On comprend certes que l'amour lui-même exige de passer par-delà nos tensions ou ces incompréhensions mutuelles qui sont l'effet de nos complexions propres.

Or, comment pouvons-nous nous obliger à faire comme si l'indifférence à certains autres, sinon l'antipathie naturelle que nous éprouvons à l'endroit de certains, cessait d'exister ? Car si l'amour choisit, s'il est la relation qui caractérise le semblable (le même aime le même) comme une prescription de l'identique, peut-il s'imposer contre ce fait de l'élection et la réalité de nos différences ? Comment l'amour, en tant que devoir impératif, peut-il compter sans le concours de l'autre (par exemple, si ce dernier ne fait rien des efforts que nous sommes en droit d'attendre de lui), est-il seulement possible d'aimer autrui et pour ce seul motif qu'on le doit, contre lui-même ? Le devoir, forcément inconditionnel, d'aimer n'est-il pas en son principe ignorant des différences qui opposent les personnes, ne fait-il pas trop peu de cas de ce que l'on désigne par notre sentimentalité, c'est-à-dire des lois singulières propres à chaque subjectivité ? 1.

Au SENS COMMUN : L'AMOUR EST UN SENTIMENT, NON UN DEVOIR A.

La nature élective de l'amour L'amour est une adhésion à l'autre et à sa volonté, une adhésion au bien de l'autre.

Il y a là une forme d'obligation, du moins d'engagement vis-à-vis d'autrui.

Mais au moins s'agit-il d'un autrui que j'aurais choisi.

Cette adhésion au bien de l'autre réclame de moi une adhésion entière mais élective.

Le bien que je lui veux se borne à la spécificité de l'autre en tant que tel.

Aimer n'est donc jamais vouloir pour autrui un bien vague et général, mais un bien particulier, le plus conforme à ce que je puis en connaître. La nature élective de l'amour exclut ainsi l'amour de tous et il semble que le devoir d'aimer tout le monde fasse l'économie de ce qu'est vraiment aimer, c'est-à-dire du jeu de la préférence et de la différence. B.

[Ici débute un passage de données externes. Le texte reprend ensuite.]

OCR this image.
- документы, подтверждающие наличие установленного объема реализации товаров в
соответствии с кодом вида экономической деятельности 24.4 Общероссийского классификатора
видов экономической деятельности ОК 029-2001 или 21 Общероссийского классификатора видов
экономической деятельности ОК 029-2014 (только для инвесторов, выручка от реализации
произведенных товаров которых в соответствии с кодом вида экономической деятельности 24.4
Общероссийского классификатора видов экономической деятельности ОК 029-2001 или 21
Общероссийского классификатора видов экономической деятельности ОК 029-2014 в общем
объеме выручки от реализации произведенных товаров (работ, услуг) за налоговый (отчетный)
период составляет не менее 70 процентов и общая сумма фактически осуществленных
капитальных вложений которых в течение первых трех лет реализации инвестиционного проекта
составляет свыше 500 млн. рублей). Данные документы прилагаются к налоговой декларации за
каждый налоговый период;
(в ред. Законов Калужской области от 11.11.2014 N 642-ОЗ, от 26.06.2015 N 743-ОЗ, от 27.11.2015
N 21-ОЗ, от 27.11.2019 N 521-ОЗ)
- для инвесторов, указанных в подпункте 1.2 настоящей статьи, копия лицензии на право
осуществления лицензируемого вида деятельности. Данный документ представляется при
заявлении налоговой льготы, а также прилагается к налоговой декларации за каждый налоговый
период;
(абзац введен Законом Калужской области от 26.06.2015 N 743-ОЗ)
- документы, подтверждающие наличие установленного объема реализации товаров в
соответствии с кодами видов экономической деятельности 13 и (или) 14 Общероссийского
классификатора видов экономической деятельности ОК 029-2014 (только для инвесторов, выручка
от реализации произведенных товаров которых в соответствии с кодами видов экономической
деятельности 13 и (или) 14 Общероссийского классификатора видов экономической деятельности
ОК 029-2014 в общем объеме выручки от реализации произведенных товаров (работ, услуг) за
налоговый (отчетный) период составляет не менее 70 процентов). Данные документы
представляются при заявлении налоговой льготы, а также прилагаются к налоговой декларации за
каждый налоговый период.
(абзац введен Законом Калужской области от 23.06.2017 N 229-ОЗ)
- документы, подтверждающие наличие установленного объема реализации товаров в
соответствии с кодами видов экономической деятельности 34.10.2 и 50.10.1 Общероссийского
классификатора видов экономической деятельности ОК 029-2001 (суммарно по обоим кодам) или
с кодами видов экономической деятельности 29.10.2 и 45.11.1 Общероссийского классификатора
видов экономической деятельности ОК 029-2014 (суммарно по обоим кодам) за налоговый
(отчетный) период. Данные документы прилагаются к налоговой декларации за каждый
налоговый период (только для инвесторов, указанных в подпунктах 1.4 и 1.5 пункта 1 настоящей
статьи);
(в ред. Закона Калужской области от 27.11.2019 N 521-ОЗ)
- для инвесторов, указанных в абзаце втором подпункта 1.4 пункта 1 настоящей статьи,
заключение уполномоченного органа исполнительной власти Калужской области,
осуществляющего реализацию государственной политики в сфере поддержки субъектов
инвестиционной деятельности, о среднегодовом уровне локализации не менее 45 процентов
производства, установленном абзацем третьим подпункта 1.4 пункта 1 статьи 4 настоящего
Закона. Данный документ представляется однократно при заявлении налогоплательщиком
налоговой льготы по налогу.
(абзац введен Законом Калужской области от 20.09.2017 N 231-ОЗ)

L'amour, forme brutale de la sauvagerie affective On pourrait noter, même s'il s'agit d'un lieu commun dans la littérature, le comportement de l'amoureux rendu en sa passion insensible à la détresse de l'autre (Andromaque de Racine, par exemple).

Dans quelle mesure un tel amour ne se construit pas uniquement dans la haine du rival (voyez Pyrrhus et le souvenir d'Hector) ? Un lien subtil s'instaure entre l'amour et la jalousie.

L'amour interdit le devoir d'aimer, il semble se déjuger à ne jamais se déclarer ni à emporter l'adhésion d'autrui contre son prétendant (vivant ou mort) rival. Aussi bien l'amour s'inverse en haine, voire en haine de l'aimé(e) (cf.

l'analyse sartrienne du sadisme dans L'Être et le néant, IIe partie, ch.

III, pp.

439-453). C.

Le comportement égocentrique de l'amour Aime-t-on parce que la personne est aimable ou la trouvons-nous aimable parce que nous l'aimons ? II.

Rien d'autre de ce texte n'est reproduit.